Anonymous wrote:Without a gynecologist telling her that she’s not infertile she will continue to believe it. Ask her where online did she read this?
Anonymous wrote:Encourage her to seek therapy for her anxiety. If you think it will help persuade her, require her to go to therapy in order for you to continue paying tuition or doing something else that's valuable to her.
Other than that the best thing you can do for her is to refuse to participate in her anxiety. Do not allow yourself to get into a pattern of trying to reason with her or convince her that she's wrong or being silly, and don't allow your every conversation to be about her anxieties. ***These actions only make anxiety worse.***
The best thing you can do for her is say things like, "well, if it turns out you're infertile, I'm sure you'll figure it out." Then change the subject. Or say things like, "I think it would be good if you took a break from worrying about this. What are some things you can do?" And help her brainstorm ideas to distract herself--go to the gym, watch a favorite show, go get some ice cream with a friend. Then keep encouraging these activities.
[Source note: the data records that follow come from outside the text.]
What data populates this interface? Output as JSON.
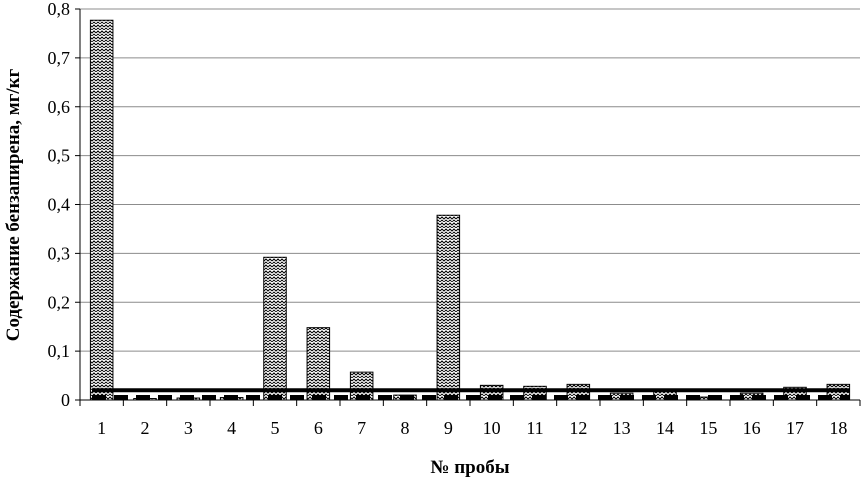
{
  "chart_data": {
    "type": "bar",
    "xlabel": "№ пробы",
    "ylabel": "Содержание бензапирена, мг/кг",
    "categories": [
      "1",
      "2",
      "3",
      "4",
      "5",
      "6",
      "7",
      "8",
      "9",
      "10",
      "11",
      "12",
      "13",
      "14",
      "15",
      "16",
      "17",
      "18"
    ],
    "series": [
      {
        "pattern": "zigzag-hatch",
        "values": [
          0.777,
          0.003,
          0.004,
          0.005,
          0.292,
          0.148,
          0.057,
          0.01,
          0.378,
          0.03,
          0.028,
          0.032,
          0.014,
          0.022,
          0.006,
          0.014,
          0.026,
          0.032
        ]
      }
    ],
    "reference_lines": [
      {
        "value": 0.02,
        "style": "solid",
        "color": "#000000"
      },
      {
        "value": 0.005,
        "style": "dashed",
        "color": "#000000"
      }
    ],
    "ylim": [
      0,
      0.8
    ],
    "yticks": [
      "0",
      "0,1",
      "0,2",
      "0,3",
      "0,4",
      "0,5",
      "0,6",
      "0,7",
      "0,8"
    ],
    "grid": true,
    "legend": "none"
  }
}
The anxious mind thinks that it has to keep worrying. The key to beating it is literally teaching yourself to stop thinking about your worries. The more you focus on the worries, the worse the anxiety gets. So don't let yourself get caught up in inadvertently making things worse. It's hard, because we want to listen and soothe and persuade them to think differently and convince them that they shouldn't worry. But you need to try to do the opposite. It's really OK--in fact necessary!--to say, "I don't want to talk about this anymore. I know you're worried. Let's talk about something else."
--mom of a young adult with anxiety
Anonymous wrote:Without a gynecologist telling her that she’s not infertile she will continue to believe it. Ask her where online did she read this?